O presidente foi proclamado reeleito em julho para um terceiro mandato consecutivo de seis anos, apesar das denúncias de fraude por parte da oposição e do não reconhecimento por parte dos Estados Unidos, da União Europeia e de vários países da América Latina.

Antecipação do Natal
Os protestos contra a reeleição resultaram em 27 mortos, quase 200 feridos e mais de 2,4 mil detidos, incluindo menores de idade. Neste contexto, Maduro decretou o início do Natal para 1º de outubro. Na segunda-feira (30), disse em seu programa semanal que a temporada se estenderá até 15 de janeiro.

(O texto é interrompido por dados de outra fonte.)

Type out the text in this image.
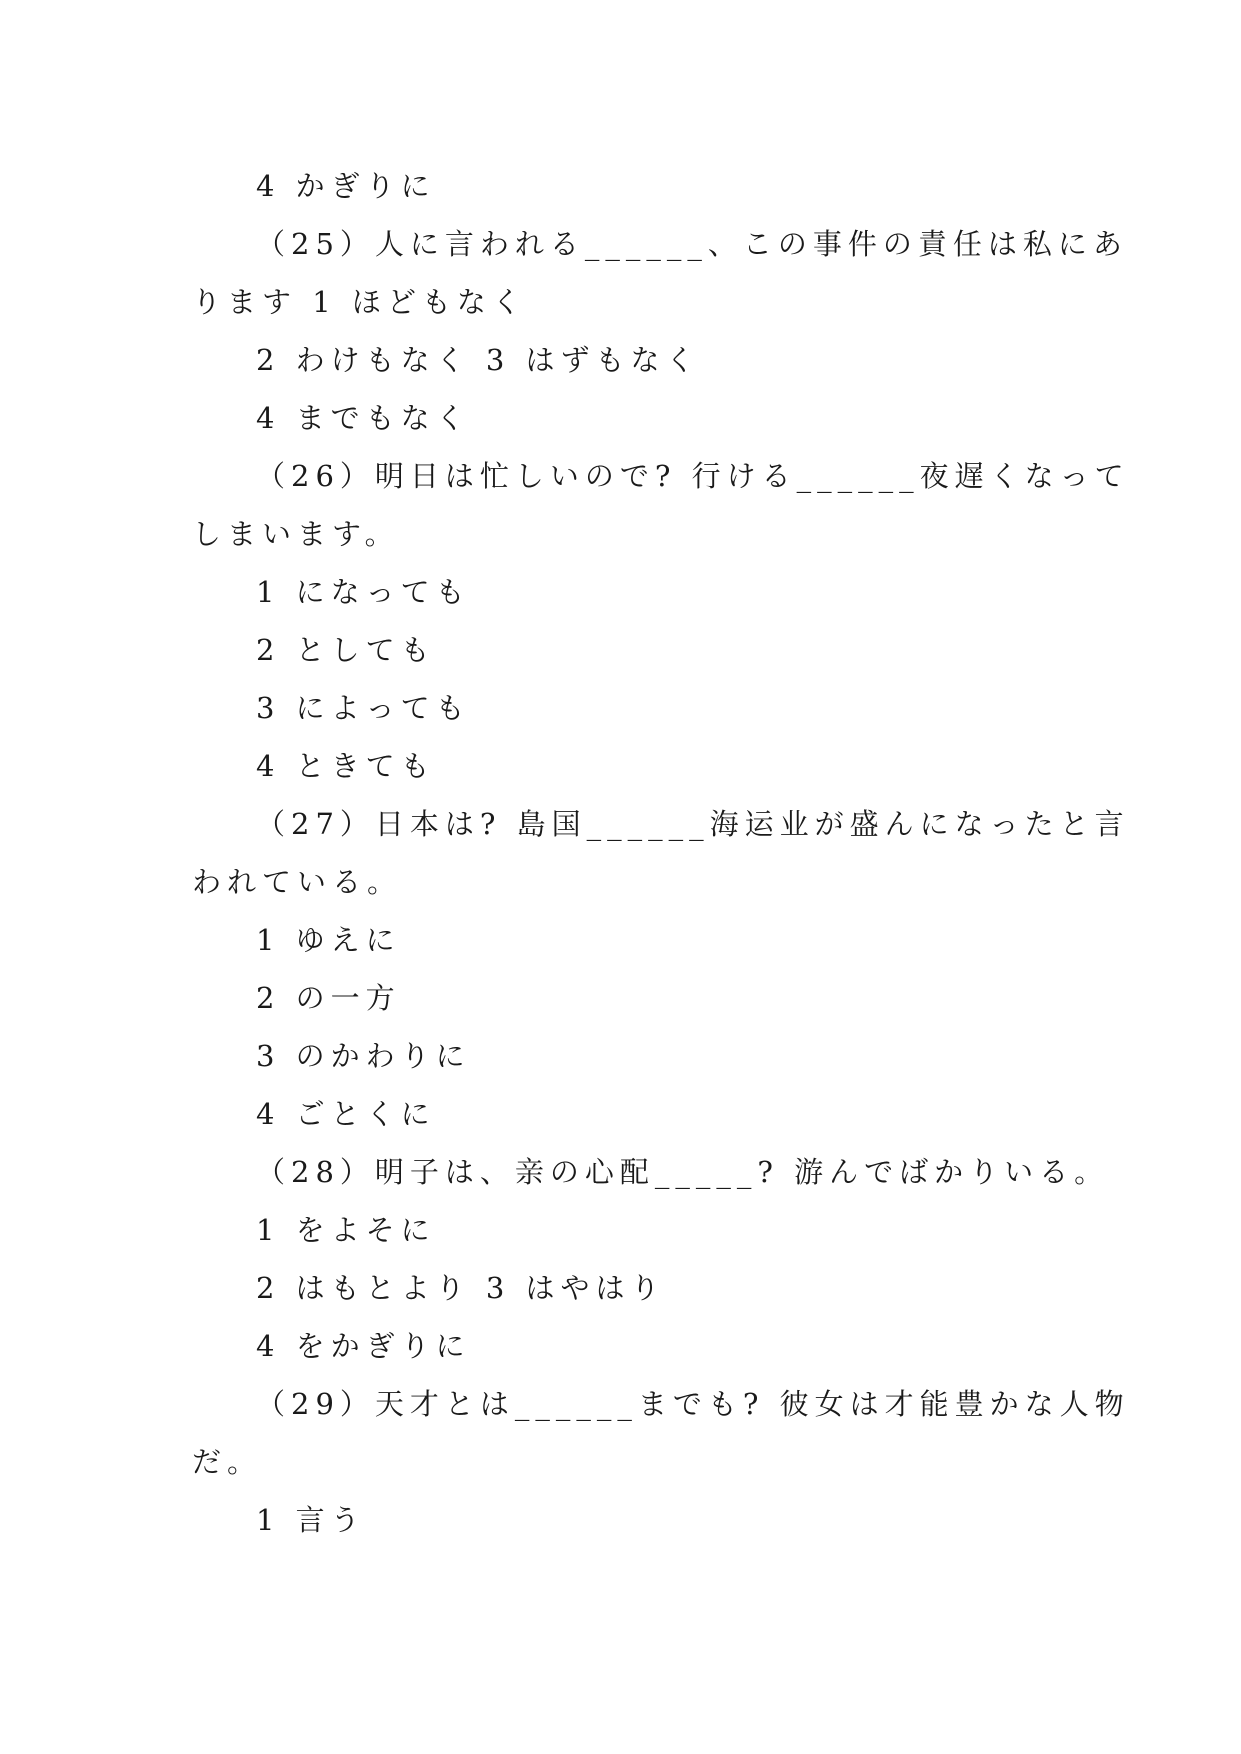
4 かぎりに
（25）人に言われる______、この事件の責任は私にあ
ります 1 ほどもなく
2 わけもなく 3 はずもなく
4 までもなく
（26）明日は忙しいので? 行ける______夜遅くなって
しまいます。
1 になっても
2 としても
3 によっても
4 ときても
（27）日本は? 島国______海运业が盛んになったと言
われている。
1 ゆえに
2 の一方
3 のかわりに
4 ごとくに
（28）明子は、亲の心配_____? 游んでばかりいる。
1 をよそに
2 はもとより 3 はやはり
4 をかぎりに
（29）天才とは______までも? 彼女は才能豊かな人物
だ。
1 言う
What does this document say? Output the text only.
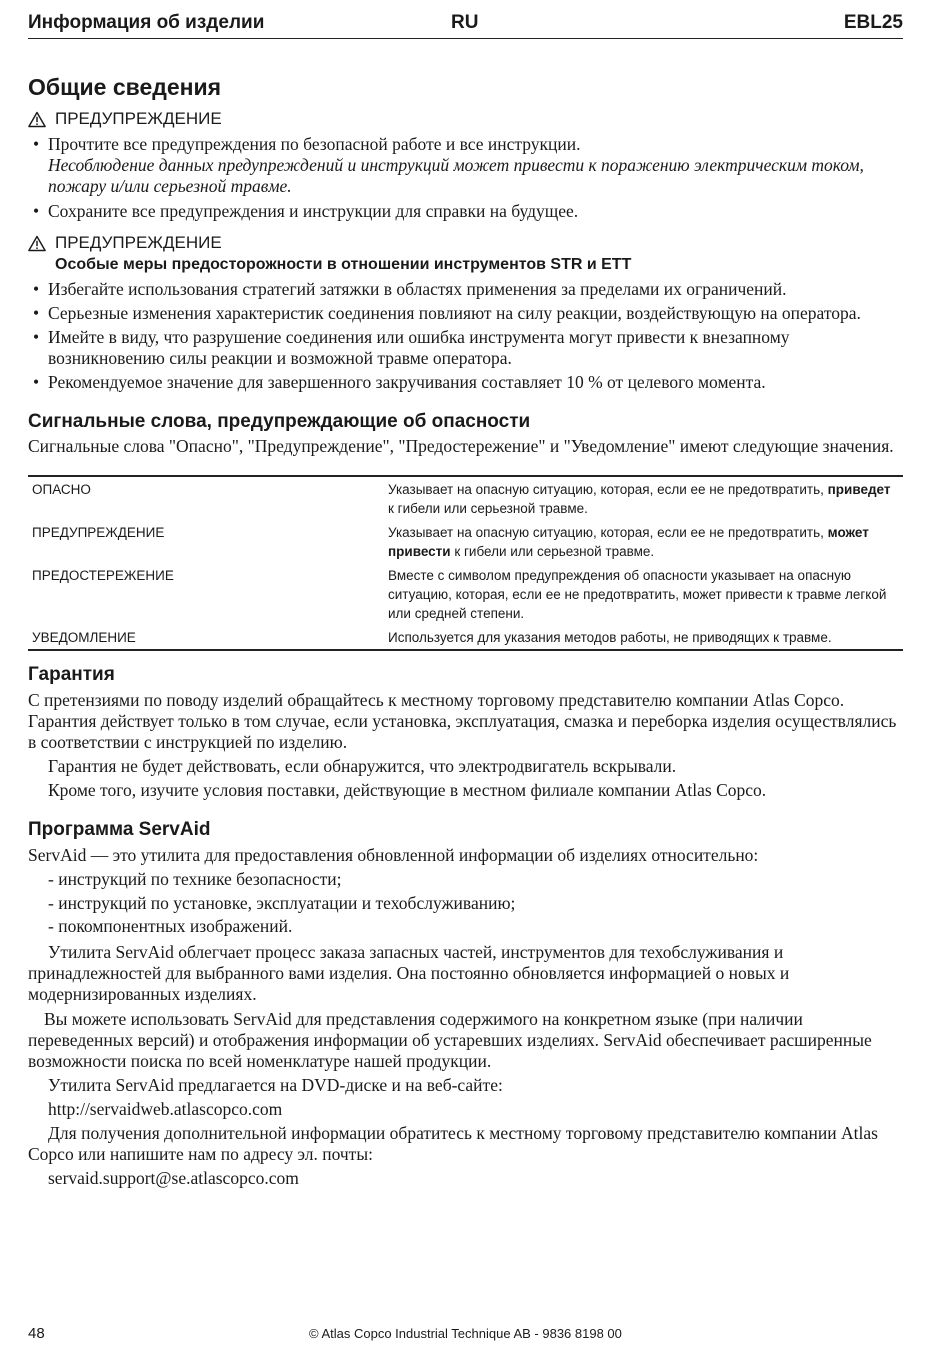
Информация об изделии	RU	EBL25
Общие сведения
ПРЕДУПРЕЖДЕНИЕ
• Прочтите все предупреждения по безопасной работе и все инструкции.
Несоблюдение данных предупреждений и инструкций может привести к поражению электрическим током, пожару и/или серьезной травме.
• Сохраните все предупреждения и инструкции для справки на будущее.
ПРЕДУПРЕЖДЕНИЕ
Особые меры предосторожности в отношении инструментов STR и ETT
• Избегайте использования стратегий затяжки в областях применения за пределами их ограничений.
• Серьезные изменения характеристик соединения повлияют на силу реакции, воздействующую на оператора.
• Имейте в виду, что разрушение соединения или ошибка инструмента могут привести к внезапному возникновению силы реакции и возможной травме оператора.
• Рекомендуемое значение для завершенного закручивания составляет 10 % от целевого момента.
Сигнальные слова, предупреждающие об опасности

Сигнальные слова "Опасно", "Предупреждение", "Предостережение" и "Уведомление" имеют следующие значения.

ОПАСНО	Указывает на опасную ситуацию, которая, если ее не предотвратить, приведет к гибели или серьезной травме.
ПРЕДУПРЕЖДЕНИЕ	Указывает на опасную ситуацию, которая, если ее не предотвратить, может привести к гибели или серьезной травме.
ПРЕДОСТЕРЕЖЕНИЕ	Вместе с символом предупреждения об опасности указывает на опасную ситуацию, которая, если ее не предотвратить, может привести к травме легкой или средней степени.
УВЕДОМЛЕНИЕ	Используется для указания методов работы, не приводящих к травме.
Гарантия

С претензиями по поводу изделий обращайтесь к местному торговому представителю компании Atlas Copco. Гарантия действует только в том случае, если установка, эксплуатация, смазка и переборка изделия осуществлялись в соответствии с инструкцией по изделию.

Гарантия не будет действовать, если обнаружится, что электродвигатель вскрывали.

Кроме того, изучите условия поставки, действующие в местном филиале компании Atlas Copco.

Программа ServAid

ServAid — это утилита для предоставления обновленной информации об изделиях относительно:

- инструкций по технике безопасности;
- инструкций по установке, эксплуатации и техобслуживанию;
- покомпонентных изображений.

Утилита ServAid облегчает процесс заказа запасных частей, инструментов для техобслуживания и принадлежностей для выбранного вами изделия. Она постоянно обновляется информацией о новых и модернизированных изделиях.

Вы можете использовать ServAid для представления содержимого на конкретном языке (при наличии переведенных версий) и отображения информации об устаревших изделиях. ServAid обеспечивает расширенные возможности поиска по всей номенклатуре нашей продукции.

Утилита ServAid предлагается на DVD-диске и на веб-сайте:

http://servaidweb.atlascopco.com

Для получения дополнительной информации обратитесь к местному торговому представителю компании Atlas Copco или напишите нам по адресу эл. почты:

servaid.support@se.atlascopco.com

48	© Atlas Copco Industrial Technique AB - 9836 8198 00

Comércios em Caracas, capital do país, já iniciaram a venda de enfeites, árvores, luzes e presépios. Em alguns, a nova mercadoria se mistura à do Halloween, uma festa que muitos venezuelanos adotaram e que se tornou popular.

Centros comerciais estão iluminados e as praças decoradas, incluindo a pulsante Praça Bolívar.

Um pinheiro artificial custa mais de 100 dólares (R$ 545) e pode chegar a 900 (R$ 4,9 mil). A hallaca, prato estrela das ceias natalinas, também exige um investimento alto, entre carne de boi, frango, porco, azeitonas, alcaparras e outros temperos.

"Não estou totalmente de acordo", mas "é preciso ter espírito natalino, principalmente pelas crianças", afirmou Deilyn Peña, que estava com o filho de 5 anos em uma praça no bairro comercial Las Mercedes.

"Não me sinto nada, nada conectada", expressa Valeria Ponce, instrutora de ginástica de 22 anos. "Sinto que é uma forma de nos distrairmos um pouco do que está acontecendo e simplesmente nos dar um motivo para celebrar."

Ela evita, como a maioria dos venezuelanos, referir-se diretamente à situação política do país, em meio a um pânico generalizado de acabar preso por dizer algo que possa incomodar o governo.

'Extermínio de aposentados'
Os aposentados presentes ao protesto falavam em "extermínio" e "genocídio" com a renda que recebem. Eles reclamam sobre o destino da arrecadação de um tributo especial para melhorar as aposentadorias que foi aprovado em maio pelo Parlamento.

"Onde estão esses recursos? Quem os auditou?", questionou Capote.

"Os idosos estão vivendo um dos piores momentos da história. Estão abandonados não só pelo Estado, mas também por suas famílias que tiveram que sair da Venezuela", explicou, referindo-se aos quase 8 milhões de venezuelanos que, segundo a ONU, migraram em meio à brutal crise econômica.

Neste cenário, falar de Natal é difícil. "No Natal, a família está unida, e a família venezuelana está totalmente desfeita, espalhada pelo mundo", lamentou Capote.

"Enquanto não houver salário digno, não pode haver um Natal digno", insiste Arturo Morgado, de 68 anos e aposentado. "No ano passado não celebrei, e hoje está tudo pior."